Togelius: I’ve built many game-based AI benchmarks over the years. One, the General Video Game AI competition, ran for seven years. We tested an agent on our publicly available games, and every time we ran the competition, we invented 10 new games to test on.

One reason we stopped was that we stopped seeing progress. Agents got better at some games but worse at others. This was before LLMs.

Lately, we’ve been updating this framework for LLMs. They fail. They absolutely suck. All of them. They don’t even do as well as a simple search algorithm.

Why? They were never trained on these games, and they’re separately very bad at spatial reasoning. Which shouldn’t be surprising, because that’s also not in the training data.

This brings us to what seems like a contradiction. LLMs are bad at playing games. Yet at the same time, they’re improving rapidly at coding, a skill set that can be used to create a game. How do these facts fit together?
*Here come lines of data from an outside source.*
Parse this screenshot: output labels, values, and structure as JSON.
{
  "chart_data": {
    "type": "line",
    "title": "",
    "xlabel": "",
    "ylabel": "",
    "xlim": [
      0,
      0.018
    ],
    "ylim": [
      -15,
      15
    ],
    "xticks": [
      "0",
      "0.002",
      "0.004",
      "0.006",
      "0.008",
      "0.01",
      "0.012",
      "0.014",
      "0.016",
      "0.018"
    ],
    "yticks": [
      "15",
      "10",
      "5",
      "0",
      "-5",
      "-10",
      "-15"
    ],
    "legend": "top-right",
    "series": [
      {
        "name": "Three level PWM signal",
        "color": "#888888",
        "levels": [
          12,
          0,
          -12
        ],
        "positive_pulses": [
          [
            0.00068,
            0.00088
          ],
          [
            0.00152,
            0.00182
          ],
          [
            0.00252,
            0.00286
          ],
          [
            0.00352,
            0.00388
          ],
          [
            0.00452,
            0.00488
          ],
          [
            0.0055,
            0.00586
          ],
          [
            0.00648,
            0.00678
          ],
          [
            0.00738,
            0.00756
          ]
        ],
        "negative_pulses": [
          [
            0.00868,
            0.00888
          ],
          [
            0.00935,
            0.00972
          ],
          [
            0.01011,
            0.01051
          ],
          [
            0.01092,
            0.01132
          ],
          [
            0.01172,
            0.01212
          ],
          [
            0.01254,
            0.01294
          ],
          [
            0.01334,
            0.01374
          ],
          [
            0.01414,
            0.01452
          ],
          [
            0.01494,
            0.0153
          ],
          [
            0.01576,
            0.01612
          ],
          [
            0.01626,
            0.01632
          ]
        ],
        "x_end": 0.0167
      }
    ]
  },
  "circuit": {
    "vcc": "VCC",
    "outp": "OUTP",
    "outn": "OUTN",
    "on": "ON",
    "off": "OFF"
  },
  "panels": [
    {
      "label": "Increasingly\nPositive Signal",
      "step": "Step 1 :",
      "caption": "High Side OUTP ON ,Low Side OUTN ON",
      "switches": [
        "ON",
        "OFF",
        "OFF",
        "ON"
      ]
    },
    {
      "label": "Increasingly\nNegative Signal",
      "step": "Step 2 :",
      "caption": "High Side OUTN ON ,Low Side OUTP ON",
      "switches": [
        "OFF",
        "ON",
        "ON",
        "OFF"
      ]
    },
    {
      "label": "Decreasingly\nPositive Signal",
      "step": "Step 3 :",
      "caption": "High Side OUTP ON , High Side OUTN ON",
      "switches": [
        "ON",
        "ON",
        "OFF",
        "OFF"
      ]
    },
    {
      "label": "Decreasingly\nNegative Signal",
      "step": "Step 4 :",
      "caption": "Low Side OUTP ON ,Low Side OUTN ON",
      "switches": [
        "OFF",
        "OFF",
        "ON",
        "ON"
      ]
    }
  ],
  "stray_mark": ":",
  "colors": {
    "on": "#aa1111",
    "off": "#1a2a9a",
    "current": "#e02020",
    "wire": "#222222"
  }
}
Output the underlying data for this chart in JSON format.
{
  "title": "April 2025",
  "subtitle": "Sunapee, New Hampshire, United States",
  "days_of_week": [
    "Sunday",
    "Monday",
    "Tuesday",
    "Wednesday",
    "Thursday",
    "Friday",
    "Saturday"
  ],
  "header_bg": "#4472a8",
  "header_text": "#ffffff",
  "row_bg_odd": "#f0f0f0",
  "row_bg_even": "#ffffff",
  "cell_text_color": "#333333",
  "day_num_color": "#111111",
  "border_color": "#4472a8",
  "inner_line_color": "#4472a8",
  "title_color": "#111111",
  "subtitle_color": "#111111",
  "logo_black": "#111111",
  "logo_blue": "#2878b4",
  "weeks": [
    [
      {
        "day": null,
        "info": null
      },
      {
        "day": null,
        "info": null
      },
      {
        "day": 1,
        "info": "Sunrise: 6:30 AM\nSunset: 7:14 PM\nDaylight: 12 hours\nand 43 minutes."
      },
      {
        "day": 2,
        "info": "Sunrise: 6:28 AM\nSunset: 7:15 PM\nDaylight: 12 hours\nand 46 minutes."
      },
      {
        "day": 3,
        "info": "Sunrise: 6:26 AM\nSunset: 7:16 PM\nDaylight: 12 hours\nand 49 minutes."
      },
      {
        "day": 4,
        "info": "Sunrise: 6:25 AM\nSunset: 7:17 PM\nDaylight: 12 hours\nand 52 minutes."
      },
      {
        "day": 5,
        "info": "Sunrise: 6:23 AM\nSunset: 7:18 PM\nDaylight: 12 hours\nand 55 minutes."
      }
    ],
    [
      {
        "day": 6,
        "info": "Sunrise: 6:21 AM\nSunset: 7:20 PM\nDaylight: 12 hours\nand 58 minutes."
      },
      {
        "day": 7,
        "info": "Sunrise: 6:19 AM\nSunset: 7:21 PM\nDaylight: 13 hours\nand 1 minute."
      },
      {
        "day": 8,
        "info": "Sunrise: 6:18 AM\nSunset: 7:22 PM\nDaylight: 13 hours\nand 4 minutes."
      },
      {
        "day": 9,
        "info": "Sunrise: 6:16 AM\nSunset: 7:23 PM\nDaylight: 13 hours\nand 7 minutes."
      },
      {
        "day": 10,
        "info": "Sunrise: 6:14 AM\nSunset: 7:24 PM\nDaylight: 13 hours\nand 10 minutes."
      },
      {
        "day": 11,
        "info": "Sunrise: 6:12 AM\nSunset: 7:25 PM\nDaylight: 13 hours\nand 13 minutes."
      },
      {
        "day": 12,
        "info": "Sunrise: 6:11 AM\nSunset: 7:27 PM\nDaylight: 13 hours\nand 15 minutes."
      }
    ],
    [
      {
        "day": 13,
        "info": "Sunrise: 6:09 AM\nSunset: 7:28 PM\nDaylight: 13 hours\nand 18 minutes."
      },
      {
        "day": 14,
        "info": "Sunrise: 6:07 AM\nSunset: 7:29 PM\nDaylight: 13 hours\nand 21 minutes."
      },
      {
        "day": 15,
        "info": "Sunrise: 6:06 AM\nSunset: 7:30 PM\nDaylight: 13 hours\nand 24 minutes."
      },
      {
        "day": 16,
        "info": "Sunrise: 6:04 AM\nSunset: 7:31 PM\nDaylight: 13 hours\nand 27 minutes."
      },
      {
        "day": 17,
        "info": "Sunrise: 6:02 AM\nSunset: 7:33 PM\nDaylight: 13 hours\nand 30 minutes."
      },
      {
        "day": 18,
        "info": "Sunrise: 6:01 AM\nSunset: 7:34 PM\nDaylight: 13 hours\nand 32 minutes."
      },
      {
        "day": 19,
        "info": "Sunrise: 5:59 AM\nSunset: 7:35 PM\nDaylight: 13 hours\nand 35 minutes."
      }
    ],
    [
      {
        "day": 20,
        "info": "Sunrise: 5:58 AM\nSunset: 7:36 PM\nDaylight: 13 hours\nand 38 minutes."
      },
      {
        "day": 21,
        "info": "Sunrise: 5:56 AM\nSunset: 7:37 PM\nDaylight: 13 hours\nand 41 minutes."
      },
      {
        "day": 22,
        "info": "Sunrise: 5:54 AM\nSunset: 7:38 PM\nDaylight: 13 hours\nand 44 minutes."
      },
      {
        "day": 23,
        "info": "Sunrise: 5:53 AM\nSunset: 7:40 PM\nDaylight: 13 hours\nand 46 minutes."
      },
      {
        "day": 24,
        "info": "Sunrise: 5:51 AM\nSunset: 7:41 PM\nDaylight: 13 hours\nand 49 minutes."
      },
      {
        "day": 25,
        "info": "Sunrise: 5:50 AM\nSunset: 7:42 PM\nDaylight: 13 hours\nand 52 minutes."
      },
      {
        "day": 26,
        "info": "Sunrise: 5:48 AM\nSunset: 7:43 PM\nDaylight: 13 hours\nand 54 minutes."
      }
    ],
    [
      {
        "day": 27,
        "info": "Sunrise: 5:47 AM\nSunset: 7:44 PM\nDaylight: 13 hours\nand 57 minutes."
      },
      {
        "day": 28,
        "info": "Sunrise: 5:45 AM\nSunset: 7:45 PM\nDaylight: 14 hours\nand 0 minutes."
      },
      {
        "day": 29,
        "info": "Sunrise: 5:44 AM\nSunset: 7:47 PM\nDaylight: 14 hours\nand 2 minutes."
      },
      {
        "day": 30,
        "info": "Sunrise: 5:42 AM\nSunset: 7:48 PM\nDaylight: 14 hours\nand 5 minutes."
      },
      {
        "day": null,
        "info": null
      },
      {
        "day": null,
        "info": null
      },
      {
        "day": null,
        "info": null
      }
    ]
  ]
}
Togelius: It’s super weird. You can go into Cursor or Claude, write one prompt, and get a playable game. The game will be very typical, because an LLM’s code-writing abilities are better the more typical something is. So, if you ask it to give you something like Asteroids, it will work. That’s impressive.

However, it’s not going to give you a good or novel game. That does seem weird. The reason is that the LLM can’t play it. Game development is an iterative process. You write, you test, you adjust the game feel. An LLM can’t do that.

And to an extent, I don’t think it’s different when designing other software. Yes, you can ask an LLM to create a GUI with a bunch of buttons. But the LLM doesn’t know much about how to use it.

Companies like Nvidia and Google have talked about using simulations, including gamelike environments, to improve AI performance. If AI can’t master games in general, how optimistic should we be about that approach?

Togelius: Games are both easier and harder than the real world. They’re easier because there are fewer levels of abstraction. They’re harder because games are much more diverse. The real world has the same physics everywhere.

One example is Waymo, which uses world models in its training loop. That makes sense because driving is much the same everywhere. It’s way less diverse than games.

That’s confusing for people. People see an LLM write an academic essay on quantum physics and wonder, “How can it not play both Halo and Space Invaders?” However, those games are more different from each other, in a sense, than two academic essays.